Et Emmanuelle Lenoir d’ajouter qu’aujourd’hui, « le candidat a une approche multi-canal. Il sera peut-être fan de notre page Facebook, peut-être aura-t-il juste visité notre site. Quoiqu’il en soit, c’est un investissement sur l’avenir que nous effectuons : s’il ne postule pas tout de suite, nous gardons quand même le contact avec lui. Quantitativement, on ne peut pas se passer des autres outils tels que les job boards. Facebook est surtout intéressant, au-delà du chiffre de recrutement possible, par sa récente évolution. Les usages changent ; aujourd’hui, le candidat est prêt à postuler sur Facebook. La population y est très jeune et correspond exactement à la cible des jeunes diplômés ingénieurs : 70 % de garçons et 30 % de filles. » Notons également que le changement se situe aussi sur mobile. Au premier trimestre 2014, trois fois plus de candidatures ont été reçues chez Sopra via l’application de social job sharing, que sur l’ensemble de l’année 2013.

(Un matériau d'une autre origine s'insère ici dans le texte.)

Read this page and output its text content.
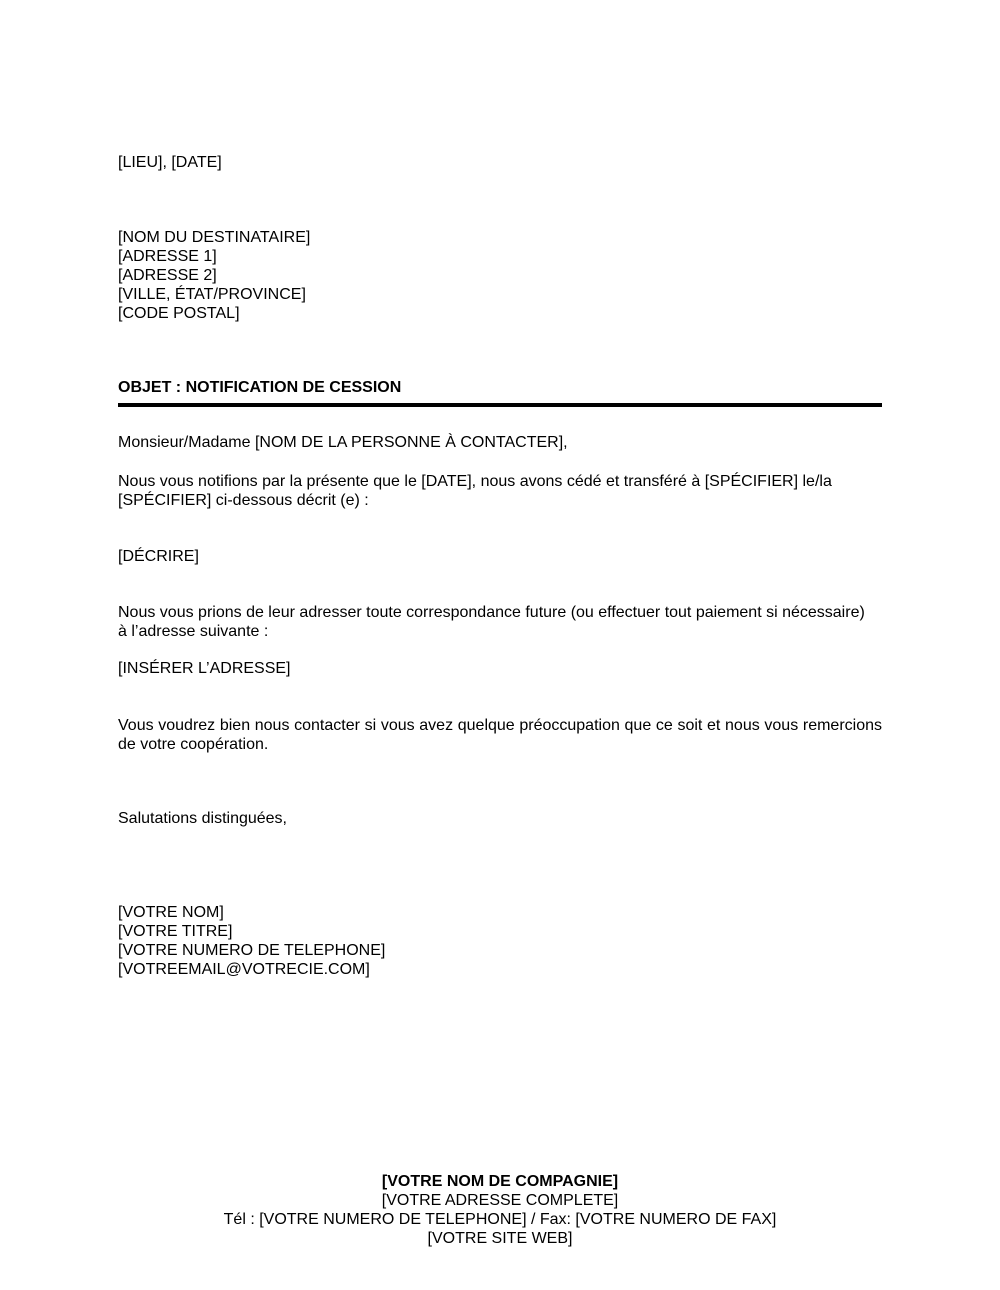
[LIEU], [DATE]
[NOM DU DESTINATAIRE]
[ADRESSE 1]
[ADRESSE 2]
[VILLE, ÉTAT/PROVINCE]
[CODE POSTAL]
OBJET : NOTIFICATION DE CESSION
Monsieur/Madame [NOM DE LA PERSONNE À CONTACTER],
Nous vous notifions par la présente que le [DATE], nous avons cédé et transféré à [SPÉCIFIER] le/la
[SPÉCIFIER] ci-dessous décrit (e) :
[DÉCRIRE]
Nous vous prions de leur adresser toute correspondance future (ou effectuer tout paiement si nécessaire)
à l’adresse suivante :
[INSÉRER L’ADRESSE]
Vous voudrez bien nous contacter si vous avez quelque préoccupation que ce soit et nous vous remercions de votre coopération.
Salutations distinguées,
[VOTRE NOM]
[VOTRE TITRE]
[VOTRE NUMERO DE TELEPHONE]
[VOTREEMAIL@VOTRECIE.COM]
[VOTRE NOM DE COMPAGNIE]
[VOTRE ADRESSE COMPLETE]
Tél : [VOTRE NUMERO DE TELEPHONE] / Fax: [VOTRE NUMERO DE FAX]
[VOTRE SITE WEB]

« Facebook est un espace de communication, pas un terrain de chasse »
Si différentes méthodes sont employées afin d’attirer le candidat vers une entreprise, les objectifs varient également. Franck La Pinta explique notamment que « Facebook n’est pas mon canal principal de recrutement. C’est un outil complémentaire pour pousser du contenu parce que je l’ai positionné ainsi ; c’est un choix » mesure-t-il.
Une question de Dan, un des membres du Club des Chasseurs de Têtes, vient ponctuer le débat : « dans le flux de cette évolution, je me pose la question suivante : je suis un cabinet de recrutement. Je cherche un directeur général Espagne pour une boîte de distribution ou un directeur informatique : comment fais-je pour le trouver sur Facebook ? Y’a-t-il un moyen ? Car à la différence de LinkedIn, il n’y a pas de mots clés. »
Plusieurs réponses sont formulées, de part et d’autre de l’audience : « vous ne le trouverez pas car ce c’est un espace de communication avant tout, pas un terrain de chasse. » « Ce n’est pas le bon outil » peut-on aussi entendre.
Comment, alors, atteint-on les candidats ? Perrine El Khoury explique : « c’est le 3ème niveau dont je parlais tout à l’heure. En 2013, un outil a été développé par Facebook: il ressemble comme 2 gouttes d’eau aux outils de chasse tels que LinkedIn ou Viadeo. Le principe est de chercher des profils, via des critères donnés. Les usages sont encore récents et peu développés mais l’outil existe et la base de candidats également ! Nous sommes tous « trouvables » sur Facebook via une requête, à une seule condition : il faut avoir rempli ses informations professionnelles sur le réseau social ».
C’est la raison pour laquelle Facebook a beaucoup poussé les utilisateurs à remplir ces informations ces derniers mois. Nous disposons, chez Work4, de la possibilité d’analyser les profils de candidats qui passent par notre application. « 3 profils sur 5 ont rempli des informations professionnelles. La possibilité de chercher des personnes qui ont travaillé à des niveaux de postes importants est donc réelle. »
Yannis Mercier rappelle que « le débat est comme il y a 5 ans : il faut aller là où sont les CV. On peut supposer que la puissance de Facebook va faire la même transition que LinkedIn ou Viadeo : centraliser les CV vers lui ».
Peut-on alors s’attendre à voir un véritable milliard de candidats potentiels sur Facebook, d’ici quelques années ? Encore faut-il s’assurer que la distinction entre profil personnel et profil professionnel soit réellement faite ; le recrutement sur ce réseau social n’en est qu’à ses balbutiements.
Perrine El Khoury, Emmanuelle Lenoir et Franck La Pinta ont été reçus au Press Club de France dans le cadre de la conférence-débat mensuelle du Club des Chasseurs de Têtes.